Выразительный взгляд в мою сторону. Я сделала вид, что меня это не касается, прилежно склонилась над сочинением. Я уже второй месяц пишу сочинения для девочек из параллельного класса, а они взамен – по очереди – делают для меня черчение, с которым у меня совсем плохо. Одна из этих девочек, Лена Ногина, собирается поступать в архитектурный и чертит так красиво, что меня чуть на районную олимпиаду не послали после одной её работы! Я попросила Лену чертить похуже, но она сказала, что органически к этому не способна. В общем, я её понимаю, мне тоже трудно писать плохие сочинения, поэтому я ограничиваюсь тем, что делаю там орфографические ошибки, так что девочки получают 5/3 и полную гарантию того, что ни на какую олимпиаду их не отправят.

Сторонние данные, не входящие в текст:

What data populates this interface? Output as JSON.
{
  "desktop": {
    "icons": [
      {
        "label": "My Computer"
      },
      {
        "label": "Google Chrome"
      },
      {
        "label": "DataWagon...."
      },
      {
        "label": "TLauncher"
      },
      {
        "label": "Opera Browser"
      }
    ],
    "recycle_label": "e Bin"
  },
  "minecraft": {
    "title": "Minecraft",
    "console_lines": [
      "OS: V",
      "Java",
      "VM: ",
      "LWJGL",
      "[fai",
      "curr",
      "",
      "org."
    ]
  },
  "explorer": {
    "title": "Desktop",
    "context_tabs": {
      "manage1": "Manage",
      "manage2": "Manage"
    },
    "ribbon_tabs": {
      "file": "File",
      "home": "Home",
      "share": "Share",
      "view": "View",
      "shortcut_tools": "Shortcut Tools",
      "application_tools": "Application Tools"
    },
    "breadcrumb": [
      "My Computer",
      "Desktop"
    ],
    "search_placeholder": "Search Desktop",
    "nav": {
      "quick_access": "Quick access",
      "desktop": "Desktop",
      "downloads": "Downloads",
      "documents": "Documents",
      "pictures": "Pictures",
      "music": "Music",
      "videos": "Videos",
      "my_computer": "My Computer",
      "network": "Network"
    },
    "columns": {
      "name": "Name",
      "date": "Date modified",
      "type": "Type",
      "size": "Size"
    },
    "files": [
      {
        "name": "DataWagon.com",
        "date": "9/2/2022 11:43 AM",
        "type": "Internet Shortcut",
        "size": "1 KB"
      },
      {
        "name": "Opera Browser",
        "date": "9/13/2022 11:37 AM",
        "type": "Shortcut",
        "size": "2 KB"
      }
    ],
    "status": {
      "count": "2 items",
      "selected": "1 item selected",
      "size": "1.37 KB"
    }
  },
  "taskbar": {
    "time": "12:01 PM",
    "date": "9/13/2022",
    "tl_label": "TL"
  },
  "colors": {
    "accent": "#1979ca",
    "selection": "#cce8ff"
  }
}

Писать сочинения для меня – самое настоящее удовольствие, и поэтому я даже для Таракановой это делаю, уже без всяких «взамен». Она в смысле учёбы совсем ничего предложить не может. Только на физкультуре Княжна действительно хороша: в минуту взбирается по канату к потолку, а через козла прыгает так, что в спортзале вдруг становится тихо, как на математике…

Ну и вот, мама жаловалась на Димку, а сама при этом смотрела на меня.

– Что-то вы с братом совсем мало общаетесь, – сказала она вдруг.

Папа шелестнул газетой и показался из-за неё, как будто из-за занавеса в театре.

– Как же так, Ксана, – пожурил меня папа. – Ведь вы же брат и сестра, это очень важно!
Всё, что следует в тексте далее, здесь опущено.